Eglises d'Asie

Nouvelle mobilisation de l’Eglise catholique contre le projet des Quatre fleuves

Publié le 22/06/2011




 Le 21 juin dernier, l’Eglise catholique a sommé le gouvernement sud-coréen de stopper immédiatement les travaux entrepris dans le cadre du projet de « réaménagement des quatre fleuves » (1), avant que ne commence la saison des pluies, imminente en cette fin de juin. Cette injonction a été faite à l’occasion d’une messe organisée par…

 … The Catholic Solidarity for Deterrence of Four Major Rivers Project à l’église de Yeoju, dans le diocèse de Suwon, près du fleuve Hangang (Han). Présidée par Mgr Matthias Ri Iong-hoon, président du Comité ‘Justice et Paix’ de la Conférences des évêques catholiques de Corée du Sud, la célébration a rassemblé quelque 1 500 catholiques, rapporte l’agence Ucanews (2).

Différents sondages indiquent que plus de 70 % de la population sud-coréenne serait opposée aux travaux entrepris par le gouvernement de Lee Myung-bak, pour « réhabiliter » les quatre principaux fleuves de Corée du Sud (le Han, le Nakdong, le Geum (Kum) et le Yeongsan (Yongsam)), dont le coût est estimé à 22 trillions de wons (13 milliards d’euros). Les détracteurs du projet, dont font partie massivement les Eglises chrétiennes, les responsables des principales religions de Corée et plusieurs centaines de mouvements citoyens, dénoncent l’impact destructeur et irréversible qu’auront ces travaux sur la faune et de la flore des fleuves et accusent le président de favoriser les intérêts financiers des entreprises chargées du réaménagement des cours d’eau. De son côté, le gouvernement affirme que le dragage et l’aménagement du lit des fleuves ainsi que la construction de plusieurs de barrages (équipés de centrales hydroélectriques) n’ont pour but que de dépolluer les rivières, assurer une meilleure distribution de l’eau et gérer le débit des fleuves, tout en créant des espaces verts et de loisirs sur les berges.

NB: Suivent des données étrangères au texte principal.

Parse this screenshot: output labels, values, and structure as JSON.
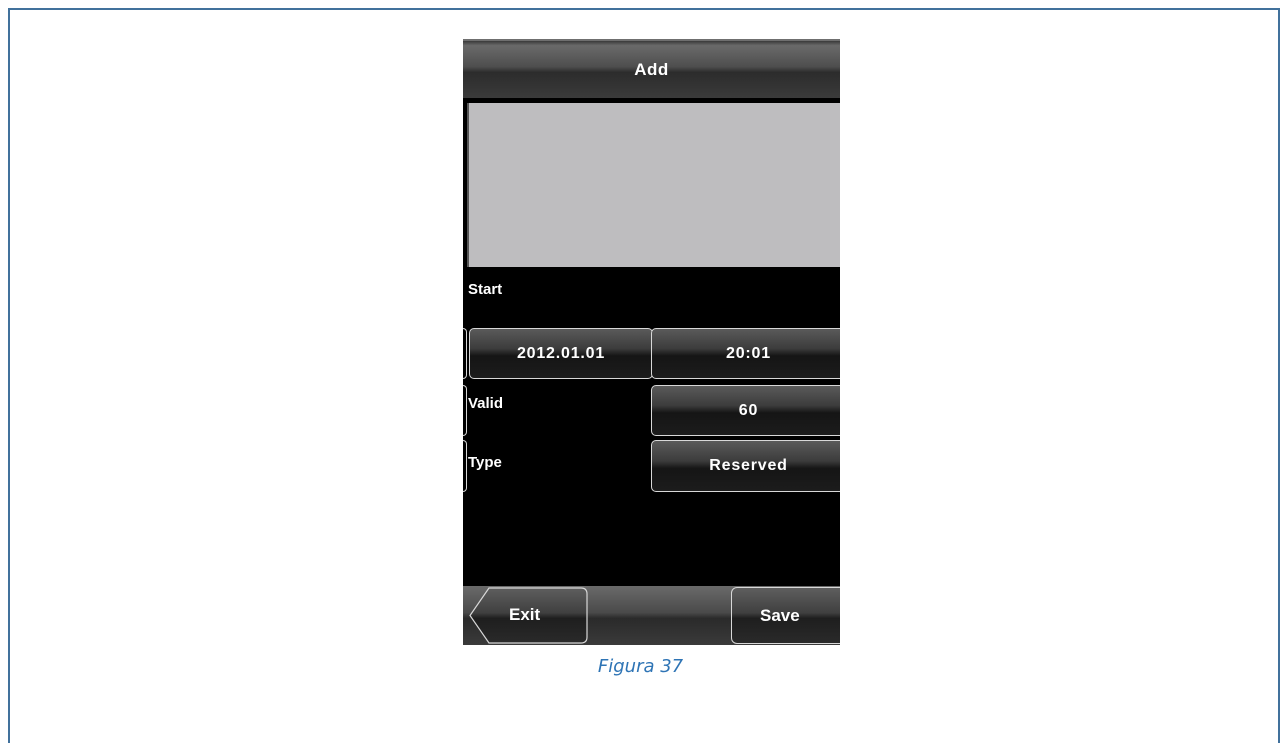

Florentius Kim Jae-uk, secrétaire général de Catholic Solidarity, explique : « Nous nous devons de faire prendre conscience à tous les catholiques des dangers de ce projet des Quatre fleuves qui seront décuplés avec l’arrivée de la mousson. » Alors que le projet est présenté officiellement comme le moyen de prévenir les variations de débit des fleuves et empêcher les inondations ou le manque d’eau, les nouveaux aménagements des berges n’ont pas résisté aux très légères pluies de printemps, privant d’eau courante des dizaines de milliers de riverains en mai dernier, rapporte le mouvement catholique. Dans une déclaration publiée à l’issue de la célébration du 21 juin, Catholic Solidarity a mis en garde le gouvernement, lui demandant « de stopper le dragage du lit des fleuves, afin de réduire les dégâts causés par les inondations ».

Cette déclaration est loin d’être la première sommation faite au gouvernement. Toutefois, bien que, depuis le lancement des travaux en 2009, se soient succédées de très nombreuses manifestations d’opposition, pétitions, déclarations (dont l’une en 2010, demandant la démission de Lee Myung-bak), grèves de la faim et même l’immolation d’un moine bouddhiste en mai 2009 sur les rives du fleuve Nakdong (3), le gouvernement poursuit son projet controversé.

Dès les prémices du projet, l’Eglise catholique de Corée du Sud, très engagée dans les questions sociales, les droits de l’homme et la défense de l’environnement, avait lancé de nombreuses actions, rejoignant les quelque 400 associations écologistes opposées au programme gouvernemental. Elle avait ensuite rapidement rallié les principales religions à sa cause, unissant pour la première fois dans l’histoire du pays, catholiques, protestants, bouddhistes (avec l’ordre Jogye), adeptes du bouddhisme-won, dans un combat commun, multipliant les célébrations interreligieuses, manifestations et messes devant les fleuves sud-coréens.

Ces « messes pour la vie et pour la paix », initiées par The Catholic Solidarity for Deterrence of Four Major Rivers Project, se poursuivent sans interruption depuis février 2010, des prêtres et des évêques se relayant chaque jour pour une célébration en plein air sur les rives des différents fleuves et cours d’eau menacés (4).